Hurvin Anderson: ‘fascinating’ Tate Britain retrospective

Depicting the artist’s tensions between Britain and the Caribbean, the show offers an ‘absorbing survey of an undoubtedly significant figure’

Painting by Hurvin Anderson
Grace Jones (2020): an air of fading memories
(Image credit: Hurvin Anderson / The Thomas Dane Gallery / Richard Ivey)
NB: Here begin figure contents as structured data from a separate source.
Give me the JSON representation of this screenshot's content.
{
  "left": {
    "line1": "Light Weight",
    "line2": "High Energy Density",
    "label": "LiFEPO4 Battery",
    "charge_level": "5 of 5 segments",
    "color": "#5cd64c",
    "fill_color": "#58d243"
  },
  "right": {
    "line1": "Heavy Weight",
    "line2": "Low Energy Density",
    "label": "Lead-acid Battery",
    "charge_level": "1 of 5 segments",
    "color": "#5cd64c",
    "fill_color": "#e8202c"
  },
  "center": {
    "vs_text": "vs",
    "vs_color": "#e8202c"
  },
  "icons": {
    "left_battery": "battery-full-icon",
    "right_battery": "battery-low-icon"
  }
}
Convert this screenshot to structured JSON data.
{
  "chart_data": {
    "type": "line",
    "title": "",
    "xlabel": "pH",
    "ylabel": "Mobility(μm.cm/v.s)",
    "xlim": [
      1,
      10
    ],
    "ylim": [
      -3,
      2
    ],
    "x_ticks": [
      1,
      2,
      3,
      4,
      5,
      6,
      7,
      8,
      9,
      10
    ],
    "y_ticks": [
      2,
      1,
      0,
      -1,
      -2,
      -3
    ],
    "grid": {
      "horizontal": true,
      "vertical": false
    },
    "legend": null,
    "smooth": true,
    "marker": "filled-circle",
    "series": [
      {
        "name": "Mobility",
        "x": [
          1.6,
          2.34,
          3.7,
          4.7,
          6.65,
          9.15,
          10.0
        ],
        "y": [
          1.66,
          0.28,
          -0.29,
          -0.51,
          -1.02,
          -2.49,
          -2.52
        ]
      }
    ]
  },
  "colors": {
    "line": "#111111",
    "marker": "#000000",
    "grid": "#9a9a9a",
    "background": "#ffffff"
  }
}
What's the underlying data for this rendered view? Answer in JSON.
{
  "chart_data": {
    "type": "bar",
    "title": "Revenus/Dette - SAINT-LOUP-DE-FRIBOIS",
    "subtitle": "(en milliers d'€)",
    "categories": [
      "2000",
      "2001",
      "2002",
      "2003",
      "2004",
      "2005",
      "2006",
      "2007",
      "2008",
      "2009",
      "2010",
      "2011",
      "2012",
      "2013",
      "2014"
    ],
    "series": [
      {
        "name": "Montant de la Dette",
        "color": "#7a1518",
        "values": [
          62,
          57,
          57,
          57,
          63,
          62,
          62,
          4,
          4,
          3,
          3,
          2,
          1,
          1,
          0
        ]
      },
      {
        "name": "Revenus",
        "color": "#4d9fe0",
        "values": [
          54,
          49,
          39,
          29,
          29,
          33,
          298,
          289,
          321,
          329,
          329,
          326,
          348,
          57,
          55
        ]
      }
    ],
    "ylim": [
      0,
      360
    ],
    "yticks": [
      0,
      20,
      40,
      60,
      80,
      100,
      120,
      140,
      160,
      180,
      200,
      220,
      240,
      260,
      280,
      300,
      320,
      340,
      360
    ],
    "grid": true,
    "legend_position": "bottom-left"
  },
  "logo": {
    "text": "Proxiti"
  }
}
Hurvin Anderson has earned a well-deserved reputation “as one of Britain’s most skilful and genuinely experimental painters”, said Mark Hudson in The Independent. Born to Jamaican parents in Handsworth, Birmingham, in 1965, Anderson “is big on artistic virtues we like to think of as typically British: emotional reticence and a doggedly patient focus on what’s in front of him”. He often returns to the same subjects: Black-owned barbershops, lush Caribbean forest-scapes, drab English suburbia.

Whatever he paints, it is always characterised by a certain sense of “detachment, even alienation”. People, if they figure at all, are generally “seen from a distance or behind or deliberately blurred”. The paintings are highly atmospheric, frequently radiating a sense of menace or melancholy – they have the air of fading memories. This “fascinating” retrospective at Tate Britain is Anderson’s biggest exhibition to date, bringing together around 80 paintings from every stage of his career. It is “an absorbing survey of an undoubtedly significant figure”. Anderson is a figurative painter in the great tradition of Bacon, Freud and Auerbach. “The linking factor is a commitment to developing his craft” that is “quite humbling”.